The decoder (20) according to one of claims 17 to 19, wherein the decode stage (22) performs the decoding based on known encoding rules and/or encoding parameter deviated from inbound coding rules and/or coding parameter. A method (200) for decoding a data stream (DS) into an audio signal (AS'), the method comprising the steps: outputting (220) a transformed residual signal ( y ) based on an inbound quantized transformed residual signal ( y ) or based on an inbound encoded quantized transformed residual signal ( y ); applying (240) a matrix factorization onto an autocorrelation or covariance matrix

(R, C) of a synthesis filter function (H) defined by prediction coefficients (LPC); describing (240) a spectral envelope of the audio signal (AS) or a fundamental frequency of the audio signal (AS) to obtain factorized matrices (V, D); retransforming (260) a residual signal (x) from the retransformed residual signal

( y ) based on the factorized matrices (V, D); and synthesizing (280) the audio signal (AS') based on the residual signal (x) by using the synthesis filter function (H) defined by the prediction coefficients (LPC).

A computer-readable digital storage medium having stored thereon a computer program having a program code for performing, when running on a computer, the method (100, 200) according to claim 15 or the method according to claim 21.
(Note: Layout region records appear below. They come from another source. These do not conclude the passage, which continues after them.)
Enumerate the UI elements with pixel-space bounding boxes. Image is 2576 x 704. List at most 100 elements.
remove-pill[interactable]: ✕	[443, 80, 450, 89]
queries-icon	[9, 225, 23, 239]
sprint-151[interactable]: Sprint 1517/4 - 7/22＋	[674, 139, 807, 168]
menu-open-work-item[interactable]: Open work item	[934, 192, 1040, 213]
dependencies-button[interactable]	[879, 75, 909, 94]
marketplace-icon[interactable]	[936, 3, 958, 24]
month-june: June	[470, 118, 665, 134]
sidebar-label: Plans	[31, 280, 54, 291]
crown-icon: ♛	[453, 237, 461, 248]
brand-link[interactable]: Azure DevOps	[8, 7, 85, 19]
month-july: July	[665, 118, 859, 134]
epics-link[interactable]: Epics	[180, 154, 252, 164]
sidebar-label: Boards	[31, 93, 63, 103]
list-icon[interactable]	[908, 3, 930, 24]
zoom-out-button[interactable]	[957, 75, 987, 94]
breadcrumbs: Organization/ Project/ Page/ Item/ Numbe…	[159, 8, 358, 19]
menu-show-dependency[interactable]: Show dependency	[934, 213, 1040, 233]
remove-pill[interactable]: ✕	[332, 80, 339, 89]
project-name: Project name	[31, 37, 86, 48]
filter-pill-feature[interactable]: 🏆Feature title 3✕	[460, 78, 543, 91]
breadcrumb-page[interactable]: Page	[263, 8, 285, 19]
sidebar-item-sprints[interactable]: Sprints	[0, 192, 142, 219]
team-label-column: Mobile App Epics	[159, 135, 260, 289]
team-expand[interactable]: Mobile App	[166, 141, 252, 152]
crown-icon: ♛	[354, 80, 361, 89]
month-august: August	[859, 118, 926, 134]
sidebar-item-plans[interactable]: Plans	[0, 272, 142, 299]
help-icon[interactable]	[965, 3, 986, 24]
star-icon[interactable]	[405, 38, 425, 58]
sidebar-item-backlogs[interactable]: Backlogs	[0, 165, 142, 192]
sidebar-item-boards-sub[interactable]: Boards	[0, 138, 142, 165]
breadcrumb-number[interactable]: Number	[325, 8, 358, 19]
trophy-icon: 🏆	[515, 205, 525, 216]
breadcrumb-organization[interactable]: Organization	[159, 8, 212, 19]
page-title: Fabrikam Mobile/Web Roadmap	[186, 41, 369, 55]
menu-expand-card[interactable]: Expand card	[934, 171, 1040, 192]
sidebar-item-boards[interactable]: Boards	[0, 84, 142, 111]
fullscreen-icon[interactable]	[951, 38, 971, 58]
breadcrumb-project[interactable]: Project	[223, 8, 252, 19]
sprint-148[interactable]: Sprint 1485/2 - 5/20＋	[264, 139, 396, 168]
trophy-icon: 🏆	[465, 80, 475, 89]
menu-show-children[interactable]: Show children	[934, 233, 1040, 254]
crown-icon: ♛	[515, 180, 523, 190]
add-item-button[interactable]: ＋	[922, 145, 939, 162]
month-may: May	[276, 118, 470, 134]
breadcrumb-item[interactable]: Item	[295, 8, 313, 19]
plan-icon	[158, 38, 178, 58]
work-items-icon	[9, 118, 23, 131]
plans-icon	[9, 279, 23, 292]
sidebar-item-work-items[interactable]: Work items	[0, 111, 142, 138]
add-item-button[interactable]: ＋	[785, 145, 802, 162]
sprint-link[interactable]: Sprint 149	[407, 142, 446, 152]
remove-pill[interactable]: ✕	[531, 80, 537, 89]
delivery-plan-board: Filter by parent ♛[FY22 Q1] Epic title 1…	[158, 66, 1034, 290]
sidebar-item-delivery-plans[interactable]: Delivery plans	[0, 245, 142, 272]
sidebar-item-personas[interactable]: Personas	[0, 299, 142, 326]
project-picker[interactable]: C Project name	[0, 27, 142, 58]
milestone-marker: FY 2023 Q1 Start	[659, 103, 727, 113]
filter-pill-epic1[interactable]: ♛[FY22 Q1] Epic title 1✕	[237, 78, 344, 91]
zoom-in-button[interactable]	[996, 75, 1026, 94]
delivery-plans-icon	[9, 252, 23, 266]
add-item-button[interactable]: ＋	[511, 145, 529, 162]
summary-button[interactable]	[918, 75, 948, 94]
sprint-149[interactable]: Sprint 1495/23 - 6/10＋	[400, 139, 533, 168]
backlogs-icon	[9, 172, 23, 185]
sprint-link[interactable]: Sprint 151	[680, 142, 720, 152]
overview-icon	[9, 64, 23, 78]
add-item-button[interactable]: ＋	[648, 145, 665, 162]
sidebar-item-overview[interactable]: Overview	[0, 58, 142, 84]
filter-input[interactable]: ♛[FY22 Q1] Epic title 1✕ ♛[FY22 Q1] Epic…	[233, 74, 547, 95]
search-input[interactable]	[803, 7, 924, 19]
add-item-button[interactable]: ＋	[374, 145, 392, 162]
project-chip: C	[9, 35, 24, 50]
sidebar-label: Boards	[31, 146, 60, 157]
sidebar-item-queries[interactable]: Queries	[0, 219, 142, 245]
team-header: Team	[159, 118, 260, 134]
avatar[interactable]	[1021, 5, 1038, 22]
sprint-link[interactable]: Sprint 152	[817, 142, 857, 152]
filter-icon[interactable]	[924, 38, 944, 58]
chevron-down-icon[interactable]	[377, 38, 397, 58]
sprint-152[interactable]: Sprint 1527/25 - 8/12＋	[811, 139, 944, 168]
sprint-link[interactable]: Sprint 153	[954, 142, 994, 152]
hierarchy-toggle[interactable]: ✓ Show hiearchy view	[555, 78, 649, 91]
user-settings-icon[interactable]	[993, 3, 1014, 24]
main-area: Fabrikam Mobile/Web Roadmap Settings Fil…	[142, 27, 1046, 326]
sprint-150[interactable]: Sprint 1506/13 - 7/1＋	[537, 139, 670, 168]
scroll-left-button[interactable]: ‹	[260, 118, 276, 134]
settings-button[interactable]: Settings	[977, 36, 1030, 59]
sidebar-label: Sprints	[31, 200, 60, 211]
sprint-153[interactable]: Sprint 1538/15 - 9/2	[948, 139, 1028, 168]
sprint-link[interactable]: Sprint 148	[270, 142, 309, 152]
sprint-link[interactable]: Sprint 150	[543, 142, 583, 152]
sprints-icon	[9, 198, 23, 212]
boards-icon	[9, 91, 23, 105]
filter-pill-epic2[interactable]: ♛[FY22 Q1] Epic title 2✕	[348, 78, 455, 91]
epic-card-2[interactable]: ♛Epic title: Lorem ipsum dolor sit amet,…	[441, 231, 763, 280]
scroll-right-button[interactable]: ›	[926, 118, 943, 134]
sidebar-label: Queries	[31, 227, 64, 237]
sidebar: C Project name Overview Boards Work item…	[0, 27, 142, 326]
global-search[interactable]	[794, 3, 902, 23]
A data stream (DS) comprising an encoded audio signal (AS), comprising: a first portion (DS_VD) comprising factorized matrices (V, D), resulting from a matrix factorization onto an autocorrelation or covariance matrix (R, C) of a synthesis filter function (H) defined by a prediction coefficients (LPC), and the prediction coefficients (LPC), describing a spectral envelope of the audio signal (AS) or a fundamental frequency of the audio signal (AS); and a second portion DSy comprising a residual signal (x) of the audio signal (AS), after subjecting the audio signal (AS) to an analysis filter function (H) dependent on the prediction coefficients (LPC), in form of a quantized transformed residual signal ( y ) or an encoded quantized transformed residual signal ( y ).